Music at the Anthology’s (MATA) mission is to present, support, and commission the music of early career composers, regardless of their stylistic views or aesthetic inclinations. Founded by Philip Glass, Eleonor Sandresky, and Lisa Bielawa in 1996 as a way to address the lack of presentation opportunities for unaffiliated composers, MATA has since developed into the world’s most sought-after performance opportunity for young and emerging composers: for its 2017 Festival, MATA received the music of 1159 composers, from 72 countries.

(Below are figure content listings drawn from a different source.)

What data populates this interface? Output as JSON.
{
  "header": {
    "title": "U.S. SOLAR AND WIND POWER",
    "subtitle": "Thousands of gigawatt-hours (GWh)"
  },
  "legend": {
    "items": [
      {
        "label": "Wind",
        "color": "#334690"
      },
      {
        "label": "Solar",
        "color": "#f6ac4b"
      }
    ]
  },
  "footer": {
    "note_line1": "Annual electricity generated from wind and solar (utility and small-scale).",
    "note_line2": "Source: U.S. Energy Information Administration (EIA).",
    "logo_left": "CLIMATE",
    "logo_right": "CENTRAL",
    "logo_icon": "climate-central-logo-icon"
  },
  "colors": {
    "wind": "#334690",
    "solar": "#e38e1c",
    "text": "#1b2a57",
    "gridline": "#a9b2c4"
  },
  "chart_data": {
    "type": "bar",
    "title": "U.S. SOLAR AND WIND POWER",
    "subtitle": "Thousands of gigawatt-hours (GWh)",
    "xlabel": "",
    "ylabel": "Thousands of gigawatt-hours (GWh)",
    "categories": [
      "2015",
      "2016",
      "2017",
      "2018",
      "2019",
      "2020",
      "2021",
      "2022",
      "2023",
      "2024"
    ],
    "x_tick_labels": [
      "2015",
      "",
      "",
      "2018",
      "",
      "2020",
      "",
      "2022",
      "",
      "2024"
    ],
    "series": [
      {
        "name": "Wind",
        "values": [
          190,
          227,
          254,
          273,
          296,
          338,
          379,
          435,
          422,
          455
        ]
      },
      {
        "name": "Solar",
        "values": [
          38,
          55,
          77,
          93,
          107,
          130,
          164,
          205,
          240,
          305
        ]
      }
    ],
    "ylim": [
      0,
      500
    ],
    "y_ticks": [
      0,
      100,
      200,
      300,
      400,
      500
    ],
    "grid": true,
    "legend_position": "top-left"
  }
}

MATA presents an internationally-recognized festival, entering its nineteenth year, each spring in New York City of new music by early career composers selected from a free global call for submissions; an acclaimed series of occasional concerts held at venues throughout New York, entering its tenth season; and MATA Jr., currently entering its third season: an evening of music by pre-college composers, mentored by emerging composers, and performed by an ensemble of their peers.
In addition to these regular offerings, over the years MATA has presented numerous other events and activities open to the general public, included among them: public sound art installations, (2008, 2010, 2015); lectures and panel discussions (2003, 2007-09); workshops on various aspects of the nuts and bolts of being a composer (2011-present); a “Composer’s School” (2014-15); public art performances (Composer’s Petting Zoo, 2005, Super Critical Mass’s Swelter, 2011; David Bird’s Fields, 2014); Interactive “Apps” (MATA Walk With Me, 2015); composer reading sessions (2013-14); and showcases (MATA at the Atlantic, 2015).
MATA’s festivals and events are critically acclaimed and broadly respected: The New Yorker has hailed MATA as “the most exciting showcase for outstanding young composers from around the world.” The New York Times has called it “nondogmatic, even antidogmatic;” The Wall Street Journal said that it “tells us a lot about how composers are thinking now.” Composers that have been presented by MATA early in their careers include future Rome, Alpert, Takemitsu, Siemens, and Pulitzer Prize-winners, Guggenheim Fellows, and MacArthur “Geniuses.” In 2010 MATA was awarded ASCAP’s prestigious Aaron Copland award in recognition of its work.